Students at Nelson Waldorf School celebrate the 100th birthday of Waldorf education in September. Nelson Waldorf is among several local schools considering what the relocation of Grade 9 from L.V. Rogers to Trafalgar Middle School will mean for them. Photo: Tyler Harper

Students at Nelson Waldorf School celebrate the 100th birthday of Waldorf education in September. Nelson Waldorf is among several local schools considering what the relocation of Grade 9 from L.V. Rogers to Trafalgar Middle School will mean for them. Photo: Tyler Harper

Nelson private schools consider options after district approves reconfiguration plan

Grade 9 classes will move from L.V. Rogers to Trafalgar Middle School in 2021

A wait-and-see approach is being taken by several Nelson schools after it was announced Grade 9 students would move from L.V. Rogers to Trafalgar Middle School in September 2021.

Nelson Christian Community School, Nelson Waldorf School and St. Joseph School each operate outside School District 8, while École des Sentiers Alpins is part of the francophone School District 93.

None of the schools offer Grade 9 at their facilities, which means students would have to transfer to Trafalgar for one year before moving onto Nelson’s only high school.

SD8’s reconfiguration plan, which was approved by its board of trustees in early December as a way of addressing overcrowding at LVR, has been publicly criticized for a number of issues including the need for extensive renovations at the 91-year-old Trafalgar building.

Related: School District 8 votes to move Grade 9 from LVR to Trafalgar

Kevin Bernhardt, the superintendent of Nelson Christian School as well as the CHEK ABC home education program, said results from a survey showed parents are favourable to Grade 9 being offered at the school’s Tenth Street location.

Currently, the school offers junior kindergarten to Grade 8 classes with an option for Grade 9 home schooling or cross-enrolment at LVR.

Bernhardt said Nelson Christian’s building has room to expand to a Grade 8-9 class, and he believes a decision will be made by the end of the school year.

“For us it’s not so much just adding on Grade 9,” said Bernhardt. “What we want to do is add a program that is best geared for Grade 9 students, because we recognize that junior high [students] want something a little different from a typical elementary style program. So it’s really shifting and changing that junior high program.”

Possible expansion plans are less clear at the three other schools.

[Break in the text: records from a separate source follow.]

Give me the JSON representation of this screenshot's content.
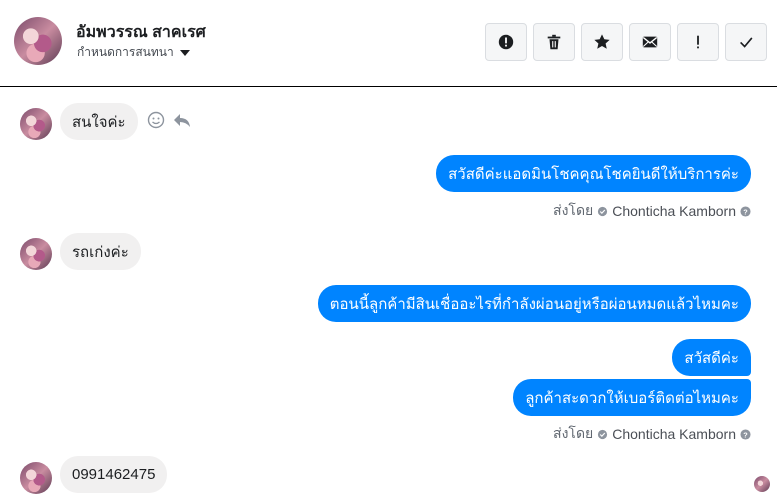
{
  "header": {
    "contact_name": "อัมพวรรณ สาคเรศ",
    "subtitle": "กำหนดการสนทนา",
    "actions": [
      {
        "name": "report-button",
        "icon": "alert-circle-icon"
      },
      {
        "name": "delete-button",
        "icon": "trash-icon"
      },
      {
        "name": "star-button",
        "icon": "star-icon"
      },
      {
        "name": "mail-button",
        "icon": "mail-icon"
      },
      {
        "name": "important-button",
        "icon": "exclamation-icon"
      },
      {
        "name": "done-button",
        "icon": "check-icon"
      }
    ]
  },
  "messages": [
    {
      "direction": "in",
      "text": "สนใจค่ะ"
    },
    {
      "direction": "out",
      "text": "สวัสดีค่ะแอดมินโชคคุณโชคยินดีให้บริการค่ะ"
    },
    {
      "direction": "in",
      "text": "รถเก่งค่ะ"
    },
    {
      "direction": "out",
      "text": "ตอนนี้ลูกค้ามีสินเชื่ออะไรที่กำลังผ่อนอยู่หรือผ่อนหมดแล้วไหมคะ"
    },
    {
      "direction": "out",
      "text": "สวัสดีค่ะ"
    },
    {
      "direction": "out",
      "text": "ลูกค้าสะดวกให้เบอร์ติดต่อไหมคะ"
    },
    {
      "direction": "in",
      "text": "0991462475"
    }
  ],
  "sent_by": {
    "label": "ส่งโดย",
    "agent": "Chonticha Kamborn"
  },
  "colors": {
    "outgoing": "#0084ff",
    "incoming": "#f1f0f0"
  }
}
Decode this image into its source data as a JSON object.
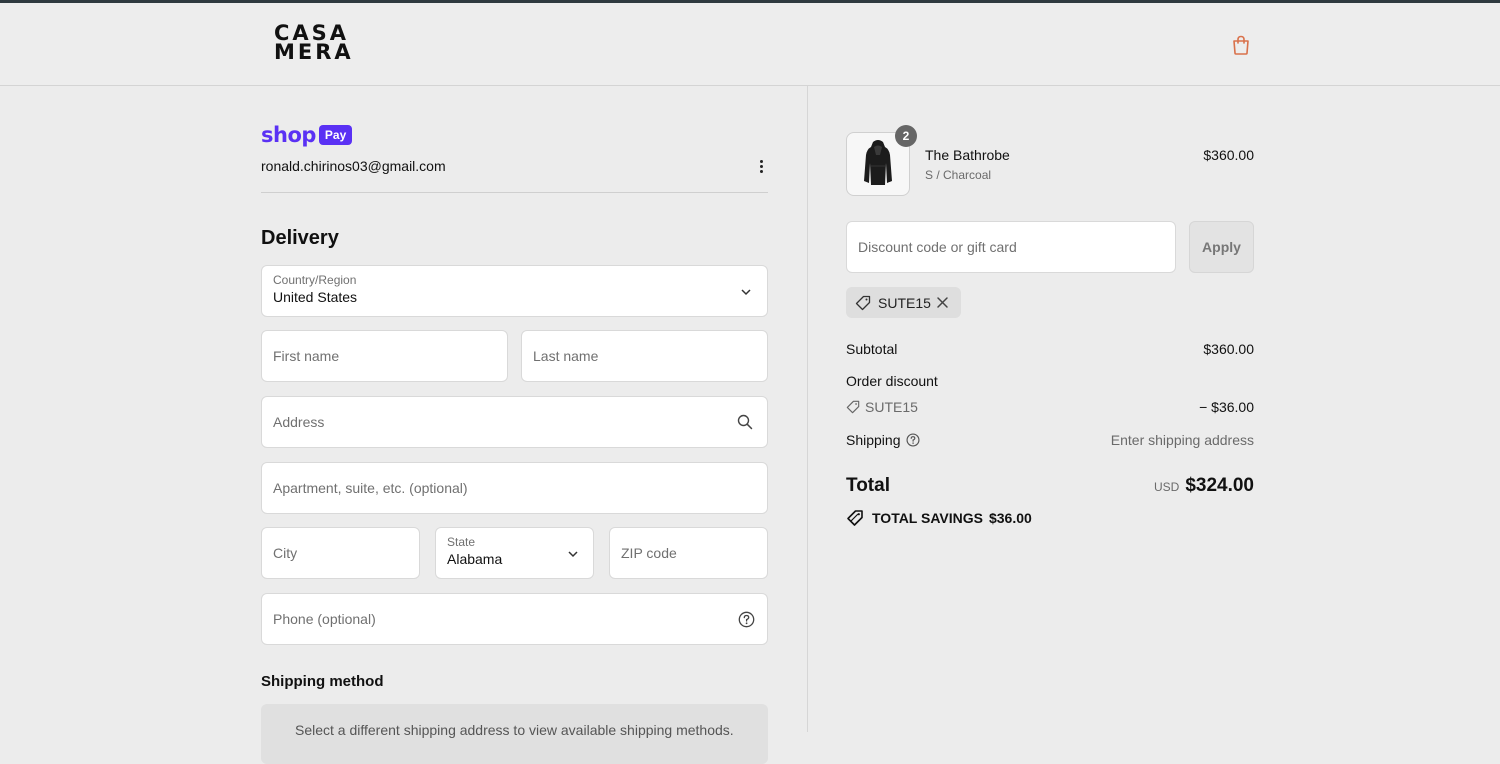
{
  "header": {
    "logo_line1": "CASA",
    "logo_line2": "MERA",
    "cart_icon": "shopping-bag-icon",
    "accent_color": "#d9714b"
  },
  "account": {
    "shop_label": "shop",
    "pay_label": "Pay",
    "email": "ronald.chirinos03@gmail.com",
    "brand_color": "#5a31f4"
  },
  "delivery": {
    "heading": "Delivery",
    "country_label": "Country/Region",
    "country_value": "United States",
    "first_name_placeholder": "First name",
    "last_name_placeholder": "Last name",
    "address_placeholder": "Address",
    "apartment_placeholder": "Apartment, suite, etc. (optional)",
    "city_placeholder": "City",
    "state_label": "State",
    "state_value": "Alabama",
    "zip_placeholder": "ZIP code",
    "phone_placeholder": "Phone (optional)"
  },
  "shipping_method": {
    "heading": "Shipping method",
    "notice": "Select a different shipping address to view available shipping methods."
  },
  "cart": {
    "item": {
      "quantity": "2",
      "name": "The Bathrobe",
      "variant": "S / Charcoal",
      "price": "$360.00"
    },
    "discount_placeholder": "Discount code or gift card",
    "apply_label": "Apply",
    "applied_code": "SUTE15"
  },
  "summary": {
    "subtotal_label": "Subtotal",
    "subtotal_value": "$360.00",
    "order_discount_label": "Order discount",
    "discount_code": "SUTE15",
    "discount_value": "− $36.00",
    "shipping_label": "Shipping",
    "shipping_value": "Enter shipping address",
    "total_label": "Total",
    "total_currency": "USD",
    "total_value": "$324.00",
    "savings_label": "TOTAL SAVINGS",
    "savings_value": "$36.00"
  }
}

St. Joseph School principal Marlene Suter said it is too early to comment on what might happen, although she added parents have previously expressed a desire for a Grade 9 option.

“Definitely there’s lots of feelings about it and we are looking at the whole picture,” she said.

Nelson Waldorf School currently offers preschool to Grade 8. Education director Phil Fertey said because students enter Waldorf’s grades one year older than School District 8 students, some students have previously skipped Grade 9 and moved directly to Grade 10 at LVR.

A Grade 9 outdoor program previously existed over a decade ago at Waldorf, but Fertey said that program has mostly been integrated into the school’s existing classes.

“Our focus really is not to have any knee jerk response to this,” he said. “It’s to focus on better communicating what it is we do in terms of our environmental stewardship, outdoor programs, things that are part of our Waldorf education, which up to now we have not spoken much about.”

Sylvie Mazerolle is the principal of the kindergarten to Grade 8 École des Sentiers Alpins as well as the École Secondaire de Nelson Grade 9 to 12 program, which allows its students to partially enrol in public francophone education while also attending LVR.

In a statement, Mazerolle said she is concerned the move to Trafalgar might change the current arrangement.

“Equity is at the heart of our shared mandate to provide quality public education to Nelson students,” said Mazerolle. “It is my hope that we can continue to collaborate across districts to ensure the rights of all students are respected, including those of learners who are part of Nelson’s minority francophone cultural and linguistic community.”